Cloning, Titration, and Differentiation of Acanthamoeba sp. by Plating

Abstract
Microscopically visible colonies of Acanthamoeba sp. strains V, R, and S were formed when amoebae and certain yeasts or bacteria were plated in a chemically defined agar medium and incubated at 37 C. The yeasts Candida albicans and Cryptococcus sp. and the bacterium Aerobacter aerogenes were the most satisfactory in supporting growth and colony production by the amoebae. Efficiency of plating for V, R, and S was 0.67 to 0.94 for trophozoites, and 0.24 to 0.84 for fresh cysts. It was shown that a large fraction, often 0.90 to 0.99, of the colonies produced on C. albicans must have been initiated by individual amoebae, and thus were clones.
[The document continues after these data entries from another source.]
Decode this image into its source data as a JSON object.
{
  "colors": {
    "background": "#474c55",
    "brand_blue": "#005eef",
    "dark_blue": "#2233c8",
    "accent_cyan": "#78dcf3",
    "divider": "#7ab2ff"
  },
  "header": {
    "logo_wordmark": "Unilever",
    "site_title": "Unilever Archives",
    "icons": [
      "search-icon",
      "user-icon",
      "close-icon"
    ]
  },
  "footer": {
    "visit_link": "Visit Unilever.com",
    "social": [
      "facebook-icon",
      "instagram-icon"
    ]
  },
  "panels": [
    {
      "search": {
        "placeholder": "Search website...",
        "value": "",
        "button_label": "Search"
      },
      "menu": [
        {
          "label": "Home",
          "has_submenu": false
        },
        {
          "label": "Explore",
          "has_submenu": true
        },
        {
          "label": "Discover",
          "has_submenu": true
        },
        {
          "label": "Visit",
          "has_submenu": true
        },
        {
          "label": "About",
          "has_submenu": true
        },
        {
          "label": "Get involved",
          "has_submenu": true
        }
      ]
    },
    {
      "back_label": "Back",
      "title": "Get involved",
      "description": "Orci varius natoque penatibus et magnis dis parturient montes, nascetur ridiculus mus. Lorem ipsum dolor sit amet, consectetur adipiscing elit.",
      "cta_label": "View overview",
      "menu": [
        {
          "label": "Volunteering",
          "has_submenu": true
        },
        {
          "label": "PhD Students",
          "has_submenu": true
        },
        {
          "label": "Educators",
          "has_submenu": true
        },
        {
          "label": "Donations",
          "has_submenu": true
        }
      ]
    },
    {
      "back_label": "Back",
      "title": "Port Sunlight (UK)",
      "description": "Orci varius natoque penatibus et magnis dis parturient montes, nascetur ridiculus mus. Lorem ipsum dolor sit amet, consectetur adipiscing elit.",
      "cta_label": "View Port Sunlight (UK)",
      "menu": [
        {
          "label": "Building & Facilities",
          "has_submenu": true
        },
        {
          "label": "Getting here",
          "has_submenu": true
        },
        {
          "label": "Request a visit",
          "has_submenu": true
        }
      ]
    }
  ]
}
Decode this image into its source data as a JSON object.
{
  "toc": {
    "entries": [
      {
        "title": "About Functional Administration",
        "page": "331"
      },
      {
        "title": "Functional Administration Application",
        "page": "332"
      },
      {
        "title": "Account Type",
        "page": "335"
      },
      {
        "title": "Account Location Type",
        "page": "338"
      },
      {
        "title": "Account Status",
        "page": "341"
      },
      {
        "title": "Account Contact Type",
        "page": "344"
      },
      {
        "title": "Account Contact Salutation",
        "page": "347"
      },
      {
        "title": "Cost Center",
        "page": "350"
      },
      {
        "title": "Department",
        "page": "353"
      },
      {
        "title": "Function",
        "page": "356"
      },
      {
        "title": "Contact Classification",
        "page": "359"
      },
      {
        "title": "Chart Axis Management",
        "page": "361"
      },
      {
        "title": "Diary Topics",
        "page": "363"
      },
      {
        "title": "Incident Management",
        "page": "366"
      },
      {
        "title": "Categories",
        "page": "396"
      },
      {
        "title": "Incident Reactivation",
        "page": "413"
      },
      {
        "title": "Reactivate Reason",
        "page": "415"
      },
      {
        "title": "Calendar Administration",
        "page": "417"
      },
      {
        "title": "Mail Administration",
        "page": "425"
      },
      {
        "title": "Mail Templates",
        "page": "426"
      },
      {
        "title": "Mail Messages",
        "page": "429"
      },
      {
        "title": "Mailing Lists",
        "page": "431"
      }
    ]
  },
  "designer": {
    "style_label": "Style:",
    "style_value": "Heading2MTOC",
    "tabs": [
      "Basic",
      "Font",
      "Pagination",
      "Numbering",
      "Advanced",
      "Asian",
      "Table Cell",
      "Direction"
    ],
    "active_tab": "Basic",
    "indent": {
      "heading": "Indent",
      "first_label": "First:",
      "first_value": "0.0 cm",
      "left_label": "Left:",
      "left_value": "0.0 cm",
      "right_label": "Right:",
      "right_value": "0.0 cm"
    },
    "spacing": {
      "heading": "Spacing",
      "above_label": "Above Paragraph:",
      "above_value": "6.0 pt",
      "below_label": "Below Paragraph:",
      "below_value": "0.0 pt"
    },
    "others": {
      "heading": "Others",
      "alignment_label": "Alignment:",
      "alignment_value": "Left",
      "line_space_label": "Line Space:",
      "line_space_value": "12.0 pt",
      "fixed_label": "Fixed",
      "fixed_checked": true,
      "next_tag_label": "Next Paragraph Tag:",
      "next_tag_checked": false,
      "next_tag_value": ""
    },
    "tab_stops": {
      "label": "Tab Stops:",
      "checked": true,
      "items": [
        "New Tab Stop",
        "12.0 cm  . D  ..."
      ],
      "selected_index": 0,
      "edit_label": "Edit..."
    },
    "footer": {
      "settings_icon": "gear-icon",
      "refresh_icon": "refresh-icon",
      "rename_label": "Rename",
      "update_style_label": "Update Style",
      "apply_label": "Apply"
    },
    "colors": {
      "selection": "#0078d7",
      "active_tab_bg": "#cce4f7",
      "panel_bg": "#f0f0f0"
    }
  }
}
The number of colonies produced by trophozoite and V cyst populations was proportional to the number of potential colony-forming units inoculated thus calculated colony-forming titers of such populations were independent of the amoeba concentration inoculated. A similar relationship was obtained for fresh R and S cysts but only when they were washed before inoculation. This washing was effective because it removed an excystment inhibitor(s) that was present in the medium in which the cysts had been produced. Strain V produced such an inhibitor but was not inhibited by it. By harvesting organisms from atypical colonies, mutants of strains V, R, and S were obtained.